Another one of The Strangers has reunited with Merle Haggard in the big honky tonk in the sky. Biff Adam—the long-time drummer for Merle Haggard’s backing band passed away in his sleep Saturday evening, March 7th, due to congestive heart failure. He was 83-years-old.

Joining The Strangers in 1970 as the replacement for Eddie Burris, Biff would go on to help mint the signature sound of The Strangers in the 70’s and beyond with his double shuffle beat that went on to influence many other country drummers, and gave Merle Haggard the drive and groove that led his music into multiple decades.

“A tough old boy and he’s got some legs that are incredible, and he can stay in tempo and keep the beat longer than any drummer in America,”
Merle once said about his drummer of some 42 years.

Born Clair Adam on April 19th, 1936 in Reading, Pennsylvania, he was sent to an orphanage in Hershey, Pennsylvania after both of his parents died. He took up playing drums in the 5th grade, and got the nickname “Beef” while playing football in high school due to his large size. It was changed to “Biff” later when he joined the Navy, and started hanging around honky tonk bars in Long Beach, California where he would eventually meet Bobby Bare and Roger Miller, sitting in with them upon occasion, and getting swept up in the music business.
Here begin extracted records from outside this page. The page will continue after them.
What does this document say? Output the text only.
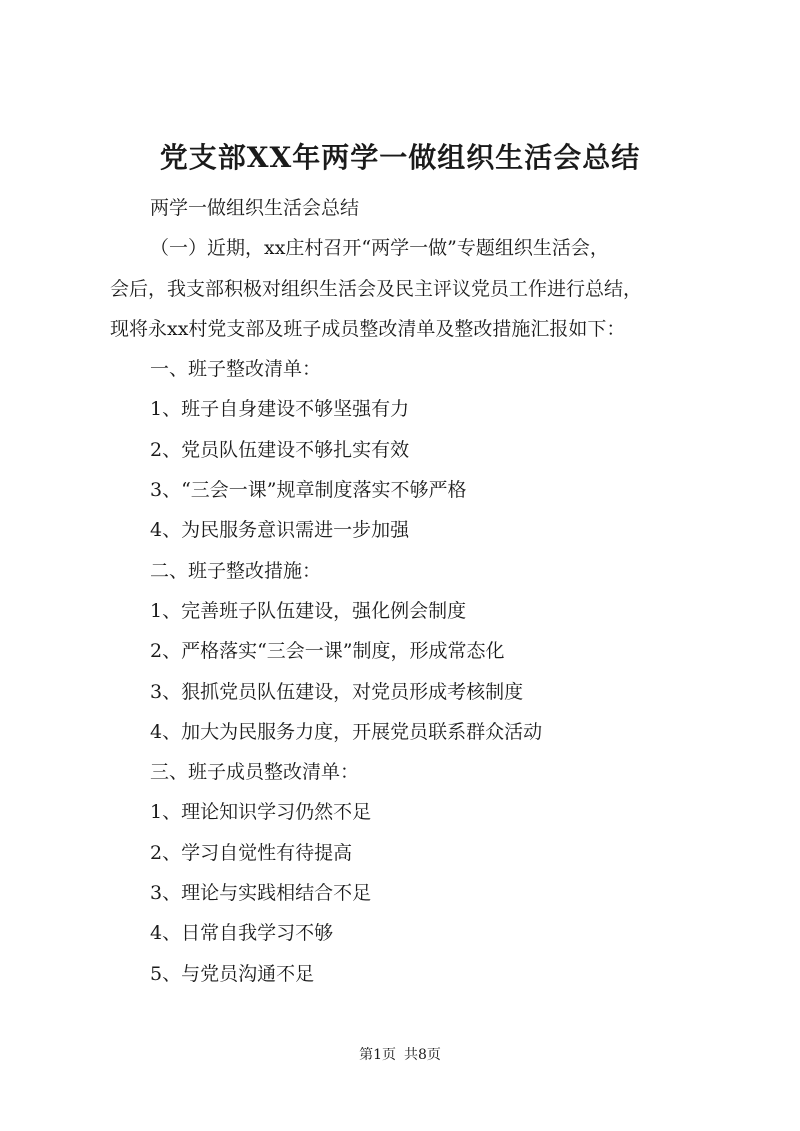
党支部XX年两学一做组织生活会总结
两学一做组织生活会总结
（一）近期，xx庄村召开“两学一做”专题组织生活会，
会后，我支部积极对组织生活会及民主评议党员工作进行总结，
现将永xx村党支部及班子成员整改清单及整改措施汇报如下：
一、班子整改清单：
1、班子自身建设不够坚强有力
2、党员队伍建设不够扎实有效
3、“三会一课”规章制度落实不够严格
4、为民服务意识需进一步加强
二、班子整改措施：
1、完善班子队伍建设，强化例会制度
2、严格落实“三会一课”制度，形成常态化
3、狠抓党员队伍建设，对党员形成考核制度
4、加大为民服务力度，开展党员联系群众活动
三、班子成员整改清单：
1、理论知识学习仍然不足
2、学习自觉性有待提高
3、理论与实践相结合不足
4、日常自我学习不够
5、与党员沟通不足
第1页 共8页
Biff Adam’s first gigs were as a session drummer, playing with The Ventures, and he played on the soundtrack for The Jungle Book released in 1967. As one of the regulars in a house band at Hollywood’s Palomino Club called Red Rhodes and the Detours, Biff ran into Merle Haggard. “You looking for a job?” Merle Haggard asked Biff, with the drummer answering, “No.” Merle responded, “Well, I got one for you if you want it,” and the rest is history.

Along with playing drums, Biff Adam did a stint as Merle Haggard’s bus driver and publicist. He also played on all of The Strangers’ solo records of the era, including the track “Biff Bam Boom” on Introducing My Friends, The Strangers. Biff played with other important figures in country as well, most notably backing up Bob Wills in the last show the Western Swing legend ever played in Fort Worth, TX.

Biff Adam is also credited as a co-writer on the song “Champagne” off of Merle’s 1973 album, I Love Dixie Blues, and as many Merle Haggard fans can attest, Biff received numerous shout outs from his boss on multiple recordings.

Daughters Connie Ishman and Debi Stalder announced his death on Saturday evening, and are planning a celebration of life for the drummer later in the year.